8 Tips for Simple Portrait Backgrounds

Updated: May 28, 2019

What I love about photography is that there are no absolute rules. While lots of photographers excel in their genres, it’s still a subjective game.

I might love a photo that you'd rather trash. A great photo to you may not cut it for me. Why? Well, it all goes back to how individualistic we are, driven by our own unique experiences, likes and dislikes.

So with all that in mind, I can only provide my opinions. If any become tucked in the back of your mind and prove useful at some point, then it makes my writing all worthwhile.

Even the ground (or snow) can be a nice background. (f/4, 1/320th second, ISO 200, 55-200mm lens)

There’s so much that goes on in portrait photography, and paying attention to your background is one of the major things. For now, I’ll focus on informal, daytime, outdoor portraits, taken with a handheld camera alone – without added lighting.

Effective, Simple Backgrounds

If you’re like me, you have a camera with you at almost all times. If your DSLR or point-and-shoot’s not on you, then your phone most likely is. I love using my iPhone. I believe phone cameras can take spectacular photos, including portraits.

The key to choosing a simple background is that you want your subject to be the focal point of your picture. You don’t want distracting elements in the background to take away from where you want the viewer to look. No weird things around the edges or the foreground.

So what are some tips to accomplish good portraits with simple backgrounds?

1. First, look around for the simple backgrounds. It only takes a second no matter where you are. Better yet, if you have the time, scope out the area to find the simple backgrounds well before taking photos. The most obvious choices are walls, architectural elements and large objects that will fill your frame around your subject. If the wall looks pretty plain, great! You’ve picked a simple background.

The walls of a garage (used here) or abandoned building serving as your background? Yup, they can be fantastic. (f/4.5, 320th of second, ISO 400, 55-200mm lens)

2. If your simple background is a wall or object that has elements like cracks or textures, this can be pretty wonderful. You can later keep the cracks or textures, or you can remove, change, or soften them during your processing phase in a program like Photoshop. Of course, you can also add textures through an app or photo program – perfectly fine if you’re looking for such things in your end result.

3. Don’t get caught up in selecting a background that you think should offer a certain kind of light. What’s trending these days is light backgrounds – you’ll see it a lot in wedding photography. While that’s fine, it doesn’t mean darker backgrounds are bad. You can always experiment.

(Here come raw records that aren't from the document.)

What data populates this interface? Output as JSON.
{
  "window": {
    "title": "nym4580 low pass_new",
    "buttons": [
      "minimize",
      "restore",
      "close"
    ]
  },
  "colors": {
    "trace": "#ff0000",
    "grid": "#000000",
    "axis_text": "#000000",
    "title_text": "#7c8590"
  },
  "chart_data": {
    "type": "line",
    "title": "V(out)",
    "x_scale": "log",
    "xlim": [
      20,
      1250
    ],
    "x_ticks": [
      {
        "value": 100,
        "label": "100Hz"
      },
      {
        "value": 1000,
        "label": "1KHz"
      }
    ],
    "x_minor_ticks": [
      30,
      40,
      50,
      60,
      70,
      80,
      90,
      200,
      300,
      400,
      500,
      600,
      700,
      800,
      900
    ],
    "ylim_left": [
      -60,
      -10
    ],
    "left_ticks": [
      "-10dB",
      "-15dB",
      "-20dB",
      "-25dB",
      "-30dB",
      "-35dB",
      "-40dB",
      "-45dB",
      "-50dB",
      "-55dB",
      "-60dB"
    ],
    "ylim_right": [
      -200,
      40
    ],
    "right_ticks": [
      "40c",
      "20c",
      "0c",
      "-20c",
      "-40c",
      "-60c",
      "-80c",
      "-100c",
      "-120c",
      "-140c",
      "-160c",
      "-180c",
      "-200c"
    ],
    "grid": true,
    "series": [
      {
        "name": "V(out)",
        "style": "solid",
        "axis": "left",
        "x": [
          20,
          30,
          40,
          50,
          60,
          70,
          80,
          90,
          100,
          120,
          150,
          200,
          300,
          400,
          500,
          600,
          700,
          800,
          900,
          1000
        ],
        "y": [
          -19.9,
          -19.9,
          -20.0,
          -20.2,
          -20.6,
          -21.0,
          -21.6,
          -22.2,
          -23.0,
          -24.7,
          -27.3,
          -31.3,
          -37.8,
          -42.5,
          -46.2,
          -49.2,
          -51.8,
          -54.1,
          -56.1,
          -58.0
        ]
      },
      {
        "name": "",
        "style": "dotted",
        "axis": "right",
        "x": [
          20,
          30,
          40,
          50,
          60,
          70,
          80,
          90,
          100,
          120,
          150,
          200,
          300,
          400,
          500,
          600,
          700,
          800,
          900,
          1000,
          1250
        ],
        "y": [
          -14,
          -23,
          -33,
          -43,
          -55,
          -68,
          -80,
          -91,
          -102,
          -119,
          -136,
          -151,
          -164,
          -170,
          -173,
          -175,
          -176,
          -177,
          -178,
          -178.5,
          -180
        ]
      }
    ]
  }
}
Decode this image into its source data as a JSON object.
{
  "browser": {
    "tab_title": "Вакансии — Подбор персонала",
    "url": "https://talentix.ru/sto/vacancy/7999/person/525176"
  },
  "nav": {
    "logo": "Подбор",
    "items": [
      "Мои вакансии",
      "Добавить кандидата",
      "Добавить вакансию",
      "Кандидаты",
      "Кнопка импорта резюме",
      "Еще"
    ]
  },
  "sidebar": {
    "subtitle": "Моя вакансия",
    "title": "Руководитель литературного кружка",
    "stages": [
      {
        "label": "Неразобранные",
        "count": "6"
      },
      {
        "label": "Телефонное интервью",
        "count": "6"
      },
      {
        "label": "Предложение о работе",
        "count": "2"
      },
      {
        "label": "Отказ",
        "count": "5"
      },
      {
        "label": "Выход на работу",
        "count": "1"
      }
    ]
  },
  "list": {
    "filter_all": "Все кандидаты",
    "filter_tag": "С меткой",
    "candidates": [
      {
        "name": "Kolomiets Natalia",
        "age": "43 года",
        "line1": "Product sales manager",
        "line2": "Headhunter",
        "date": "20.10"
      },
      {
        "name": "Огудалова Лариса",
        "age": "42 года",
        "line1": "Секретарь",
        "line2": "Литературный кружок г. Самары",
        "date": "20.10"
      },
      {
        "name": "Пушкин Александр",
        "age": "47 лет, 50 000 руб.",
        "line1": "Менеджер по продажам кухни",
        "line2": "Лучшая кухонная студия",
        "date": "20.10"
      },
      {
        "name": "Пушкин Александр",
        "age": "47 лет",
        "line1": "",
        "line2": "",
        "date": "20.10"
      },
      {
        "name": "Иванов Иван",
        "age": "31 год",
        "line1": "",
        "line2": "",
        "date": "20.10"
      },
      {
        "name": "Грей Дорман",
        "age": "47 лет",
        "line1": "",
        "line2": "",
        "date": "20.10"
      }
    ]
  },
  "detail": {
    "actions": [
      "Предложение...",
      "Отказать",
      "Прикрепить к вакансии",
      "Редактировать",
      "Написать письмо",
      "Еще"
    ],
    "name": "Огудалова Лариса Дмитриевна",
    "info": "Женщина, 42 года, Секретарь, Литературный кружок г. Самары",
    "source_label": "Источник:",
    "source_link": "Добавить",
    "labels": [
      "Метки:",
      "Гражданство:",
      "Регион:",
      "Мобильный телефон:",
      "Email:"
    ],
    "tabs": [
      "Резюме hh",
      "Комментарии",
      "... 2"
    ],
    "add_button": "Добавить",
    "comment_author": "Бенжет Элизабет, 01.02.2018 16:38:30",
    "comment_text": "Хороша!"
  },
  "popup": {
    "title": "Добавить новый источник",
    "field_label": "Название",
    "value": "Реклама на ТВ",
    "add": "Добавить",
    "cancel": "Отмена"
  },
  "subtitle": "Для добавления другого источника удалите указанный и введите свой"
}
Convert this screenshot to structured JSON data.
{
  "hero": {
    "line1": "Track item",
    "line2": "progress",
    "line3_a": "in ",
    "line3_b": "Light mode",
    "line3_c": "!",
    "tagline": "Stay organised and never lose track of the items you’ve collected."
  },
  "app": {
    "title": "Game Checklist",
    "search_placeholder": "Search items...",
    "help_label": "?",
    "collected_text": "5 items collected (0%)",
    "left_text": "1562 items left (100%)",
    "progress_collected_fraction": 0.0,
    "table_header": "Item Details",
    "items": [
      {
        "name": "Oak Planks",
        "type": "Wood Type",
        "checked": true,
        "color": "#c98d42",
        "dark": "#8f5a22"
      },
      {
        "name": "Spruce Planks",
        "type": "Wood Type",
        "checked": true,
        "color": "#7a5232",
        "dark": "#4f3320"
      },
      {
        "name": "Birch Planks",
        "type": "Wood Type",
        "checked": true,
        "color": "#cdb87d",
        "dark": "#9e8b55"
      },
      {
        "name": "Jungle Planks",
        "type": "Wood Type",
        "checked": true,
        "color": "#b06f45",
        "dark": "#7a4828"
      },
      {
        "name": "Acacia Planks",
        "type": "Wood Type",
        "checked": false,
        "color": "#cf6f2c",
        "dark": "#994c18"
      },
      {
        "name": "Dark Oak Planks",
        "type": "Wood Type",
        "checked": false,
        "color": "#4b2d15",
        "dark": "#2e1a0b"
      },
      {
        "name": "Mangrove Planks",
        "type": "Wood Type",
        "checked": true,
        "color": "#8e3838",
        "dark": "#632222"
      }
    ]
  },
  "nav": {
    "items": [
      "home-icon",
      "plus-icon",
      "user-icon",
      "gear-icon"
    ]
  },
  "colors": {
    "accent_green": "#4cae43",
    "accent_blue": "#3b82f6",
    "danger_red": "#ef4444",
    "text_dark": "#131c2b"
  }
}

4. Simple backgrounds aren’t limited to things like walls and objects. A simple background can also be an open field, so long as you don’t have weird things that’ll show up in the background or along the edges. Wide open spaces as backgrounds can be very nice, particularly if you shoot with a shallow depth-of-field, enabling anything in the background to look beautifully soft and fuzzy.

The background here is just wide open space. (f/5.6, 320th of second, ISO 360, 55-200mm lens)

5. Don’t get concerned about whether you have the right lens. The right lens is the one you have. That said, good portrait lenses for DSLRs that I like are 85mm, 50mm and 35mm prime lenses. I also like zoom lenses, such as my 24-70mm and 55-200 mm zooms, especially when I know I’m going to shoot variety that day.

6. When using a DSLR, your camera’s exposure should be set so that your subject’s face will not end up over- or underexposed. There’s no golden rule for the right exposure because it depends on how much light you have. A shallower depth-of-field (smaller f-stop) is often preferred so that your subject stands out in focus.

The imperfections of the wall, combined with the late-afternoon shadows, add to the photo's character. (f/11, 320th of second, ISO 200, 35-70mm lens)

7. Think twice before taking a photo if you see deep shadows in areas such as the neck or under the eyes. I tend to move subjects into a different position to avoid large shadows. However, sometimes a shadow can enhance the mood, story, or artful look of a picture.

8. You might have the best background in the world, but if your subject is in not in focus, you may as well delete the photo. When taking the picture, be sure that the eyes are in sharp focus.

I'm sure I could find plenty more tips to discuss, but the topic can get overwhelming. These eight tips are a good start toward capturing good portraits with simple backgrounds.